有川浩さん「塩の街」 [本☆☆]
残念ながら、合いませんでした。世界観は好きですし、面白いんですけど、違和感みたいなものをずっと感じていました。フォーカスの当たり方かなぁ。否定するものではないんですけど。
表題作と、「塩の街、その後」という4つのエピソード集で構成されています。
宇宙からの飛来物が東京湾に堕ちます。塩化ナトリウムの塊のそれは世界のいたるところにも堕ちます。やがて、人々は「塩害」に侵されはじめます。次々と塩となってしまうのです。 そんな世界で、秋庭という男と真奈という少女が人通りの途絶えた都心で暮らしていました。 そんな二人の前に現れる人々。なかでも入江は秋庭の「お友達」と称して'隠遁'していた秋庭をある計画に引き入れます。
「塩の街、その後」はタイトルそのまま、その後を描いたものです。
どうしても、伊坂幸太郎さんの『終末のフール』を思いだしてしまいます。人類滅亡というシチュエーションに追い込まれた人間を描く、という意味で。方向性は違ってきますけれど。

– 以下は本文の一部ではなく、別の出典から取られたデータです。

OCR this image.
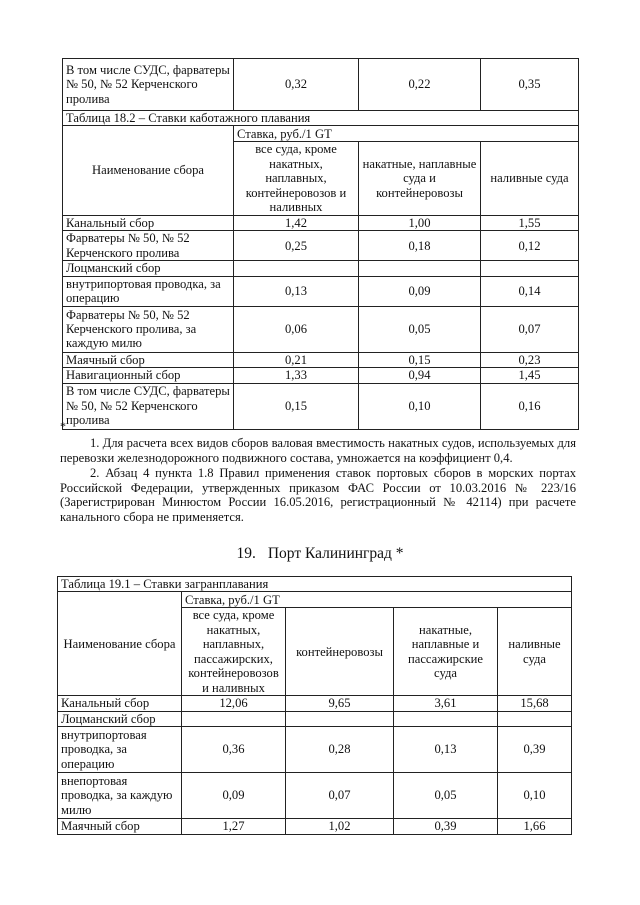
В том числе СУДС, фарватеры № 50, № 52 Керченского пролива	0,32	0,22	0,35
Таблица 18.2 – Ставки каботажного плавания			
Наименование сбора	Ставка, руб./1 GT		
	все суда, кроме накатных, наплавных, контейнеровозов и наливных	накатные, наплавные суда и контейнеровозы	наливные суда
Канальный сбор	1,42	1,00	1,55
Фарватеры № 50, № 52 Керченского пролива	0,25	0,18	0,12
Лоцманский сбор			
внутрипортовая проводка, за операцию	0,13	0,09	0,14
Фарватеры № 50, № 52 Керченского пролива, за каждую милю	0,06	0,05	0,07
Маячный сбор	0,21	0,15	0,23
Навигационный сбор	1,33	0,94	1,45
В том числе СУДС, фарватеры № 50, № 52 Керченского пролива	0,15	0,10	0,16
*

1. Для расчета всех видов сборов валовая вместимость накатных судов, используемых для перевозки железнодорожного подвижного состава, умножается на коэффициент 0,4.

2. Абзац 4 пункта 1.8 Правил применения ставок портовых сборов в морских портах Российской Федерации, утвержденных приказом ФАС России от 10.03.2016 № 223/16 (Зарегистрирован Минюстом России 16.05.2016, регистрационный № 42114) при расчете канального сбора не применяется.

19. Порт Калининград *
Таблица 19.1 – Ставки загранплавания				
Наименование сбора	Ставка, руб./1 GT			
	все суда, кроме накатных, наплавных, пассажирских, контейнеровозов и наливных	контейнеровозы	накатные, наплавные и пассажирские суда	наливные суда
Канальный сбор	12,06	9,65	3,61	15,68
Лоцманский сбор				
внутрипортовая проводка, за операцию	0,36	0,28	0,13	0,39
внепортовая проводка, за каждую милю	0,09	0,07	0,05	0,10
Маячный сбор	1,27	1,02	0,39	1,66
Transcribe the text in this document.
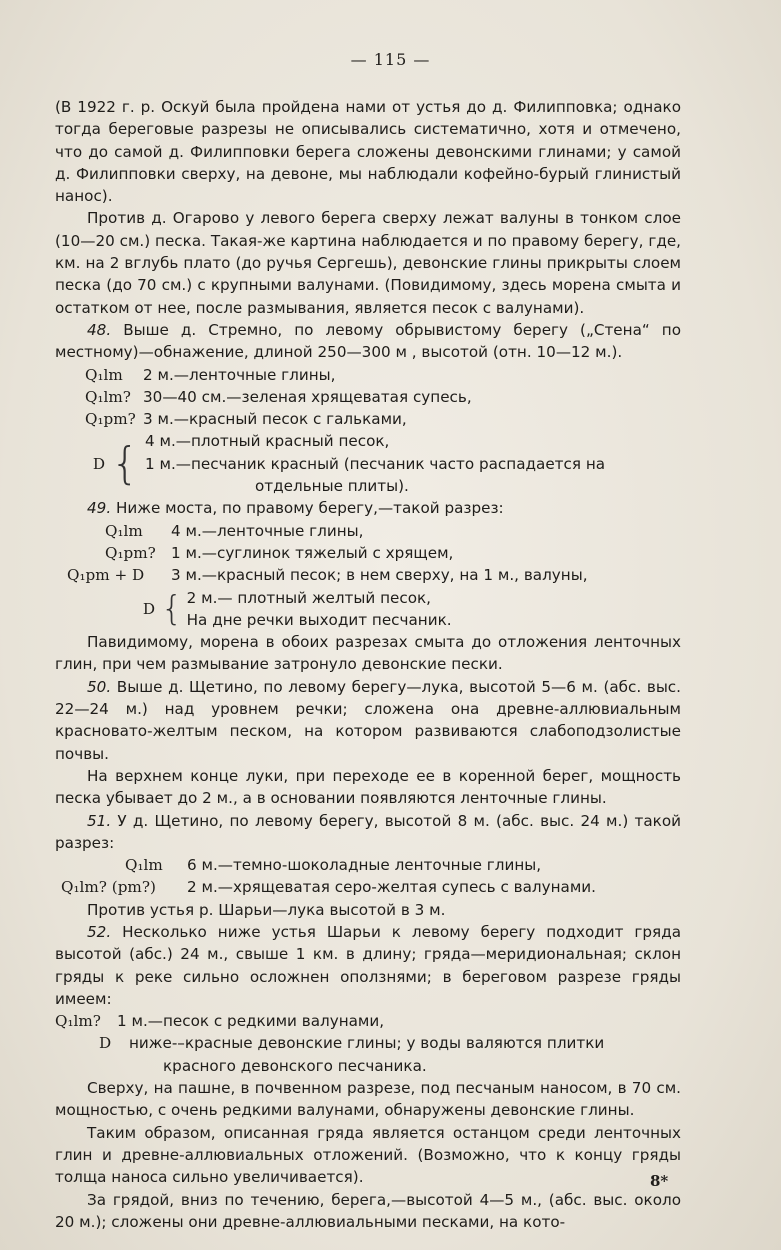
— 115 —

(В 1922 г. р. Оскуй была пройдена нами от устья до д. Филипповка; однако тогда береговые разрезы не описывались систематично, хотя и отмечено, что до самой д. Филипповки берега сложены девонскими глинами; у самой д. Филипповки сверху, на девоне, мы наблюдали кофейно-бурый глинистый нанос).

Против д. Огарово у левого берега сверху лежат валуны в тонком слое (10—20 см.) песка. Такая-же картина наблюдается и по правому берегу, где, км. на 2 вглубь плато (до ручья Сергешь), девонские глины прикрыты слоем песка (до 70 см.) с крупными валунами. (Повидимому, здесь морена смыта и остатком от нее, после размывания, является песок с валунами).

48. Выше д. Стремно, по левому обрывистому берегу („Стена“ по местному)—обнажение, длиной 250—300 м , высотой (отн. 10—12 м.).

Q₁lm	2 м.—ленточные глины,
Q₁lm? 30—40 см.—зеленая хрящеватая супесь,
Q₁pm? 3 м.—красный песок с гальками,
D { 4 м.—плотный красный песок,
1 м.—песчаник красный (песчаник часто распадается на
отдельные плиты).

49. Ниже моста, по правому берегу,—такой разрез:

Q₁lm	4 м.—ленточные глины,
Q₁pm? 1 м.—суглинок тяжелый с хрящем,
Q₁pm + D	3 м.—красный песок; в нем сверху, на 1 м., валуны,
D { 2 м.— плотный желтый песок,
На дне речки выходит песчаник.

Павидимому, морена в обоих разрезах смыта до отложения ленточных глин, при чем размывание затронуло девонские пески.

50. Выше д. Щетино, по левому берегу—лука, высотой 5—6 м. (абс. выс. 22—24 м.) над уровнем речки; сложена она древне-аллювиальным красновато-желтым песком, на котором развиваются слабоподзолистые почвы.

На верхнем конце луки, при переходе ее в коренной берег, мощность песка убывает до 2 м., а в основании появляются ленточные глины.

51. У д. Щетино, по левому берегу, высотой 8 м. (абс. выс. 24 м.) такой разрез:

Q₁lm	6 м.—темно-шоколадные ленточные глины,
Q₁lm? (pm?)	2 м.—хрящеватая серо-желтая супесь с валунами.

Против устья р. Шарьи—лука высотой в 3 м.

52. Несколько ниже устья Шарьи к левому берегу подходит гряда высотой (абс.) 24 м., свыше 1 км. в длину; гряда—меридиональная; склон гряды к реке сильно осложнен оползнями; в береговом разрезе гряды имеем:

Q₁lm?	1 м.—песок с редкими валунами,
D	ниже-–красные девонские глины; у воды валяются плитки
красного девонского песчаника.

Сверху, на пашне, в почвенном разрезе, под песчаным наносом, в 70 см. мощностью, с очень редкими валунами, обнаружены девонские глины.

Таким образом, описанная гряда является останцом среди ленточных глин и древне-аллювиальных отложений. (Возможно, что к концу гряды толща наноса сильно увеличивается).

За грядой, вниз по течению, берега,—высотой 4—5 м., (абс. выс. около 20 м.); сложены они древне-аллювиальными песками, на кото-

8*
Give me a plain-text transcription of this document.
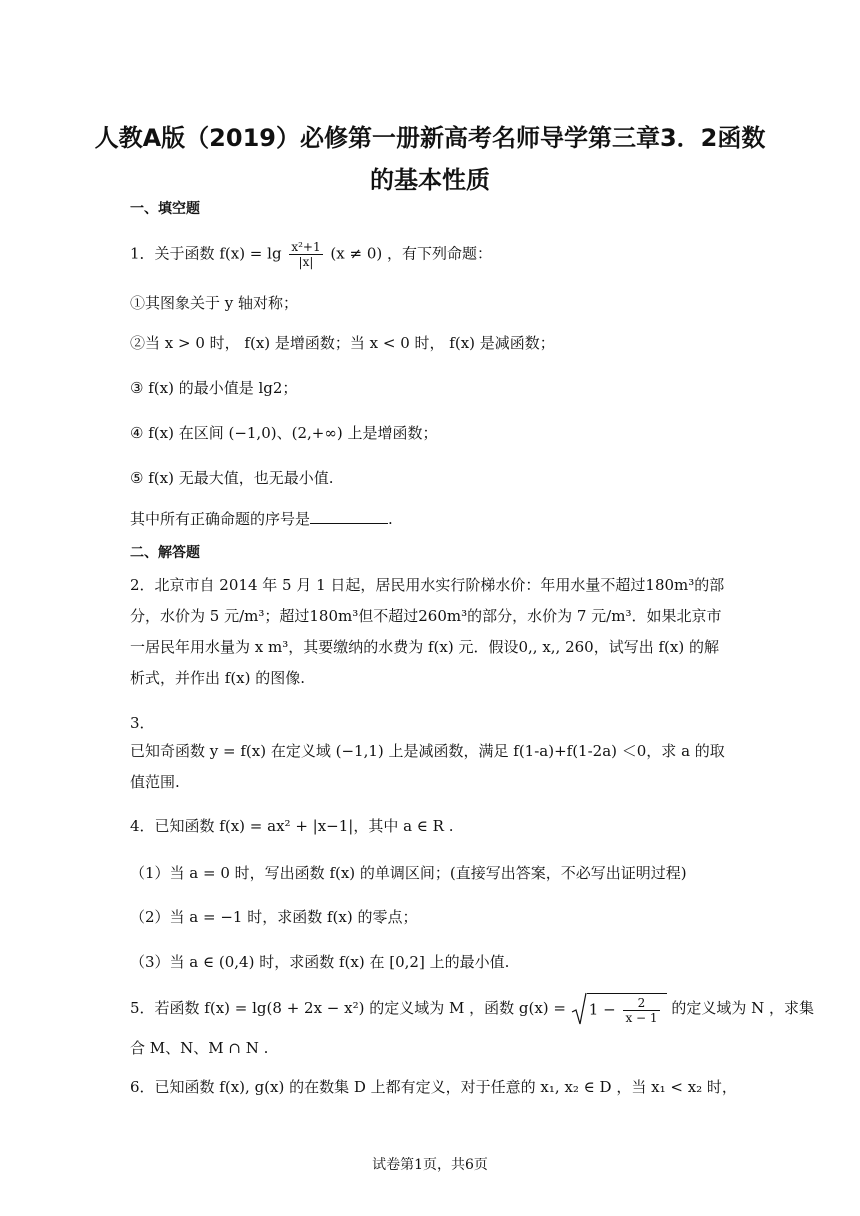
人教A版（2019）必修第一册新高考名师导学第三章3．2函数
的基本性质
一、填空题
1．关于函数 $f(x) = \lg \frac{\text{x²+1}}{|x|} (x \ne 0)$ ，有下列命题：
①其图象关于 y 轴对称；
②当 x > 0 时， f(x) 是增函数；当 x < 0 时， f(x) 是减函数；
③ f(x) 的最小值是 lg2；
④ f(x) 在区间 (−1,0)、(2,+∞) 上是增函数；
⑤ f(x) 无最大值，也无最小值.
其中所有正确命题的序号是	.
二、解答题
2．北京市自 2014 年 5 月 1 日起，居民用水实行阶梯水价：年用水量不超过180m³的部分，水价为 5 元/m³；超过180m³但不超过260m³的部分，水价为 7 元/m³．如果北京市一居民年用水量为 x m³，其要缴纳的水费为 f(x) 元．假设0,, x,, 260，试写出 f(x) 的解析式，并作出 f(x) 的图像.
3．
已知奇函数 y = f(x) 在定义域 (−1,1) 上是减函数，满足 f(1-a)+f(1-2a) ＜0，求 a 的取值范围.
4．已知函数 f(x) = ax² + |x−1|，其中 a ∈ R .
（1）当 a = 0 时，写出函数 f(x) 的单调区间；(直接写出答案，不必写出证明过程)
（2）当 a = −1 时，求函数 f(x) 的零点；
（3）当 a ∈ (0,4) 时，求函数 f(x) 在 [0,2] 上的最小值.
5．若函数 f(x) = lg(8 + 2x − x²) 的定义域为 M ，函数 $g(x) = 1 - \frac{2}{x - 1}$ 的定义域为 N ，求集
合 M、N、M ∩ N .
6．已知函数 f(x), g(x) 的在数集 D 上都有定义，对于任意的 x₁, x₂ ∈ D ，当 x₁ < x₂ 时，
试卷第1页，共6页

初めの遼一やトモヤが出てきた2つの章は、その意味では好みだったんですけどね。
もちろん、その後が悪いというわけではありません。
世界を救うためでなく一人の女性を救いたい、という秋庭と、たった一人が手にはいるなら世界が滅びてもかまわない、という真奈。間違っていないし、真っ当な感覚なんだけれど、こうも真正面から大上段に構えられると読んでいて気恥ずかしくなってきます。間違っていない分、なんだか世界を矮小化しているようで違和感を感じてしまったのでした。
「自衛隊」三部作として「空」「海」があるそうですが、どうしようかな…。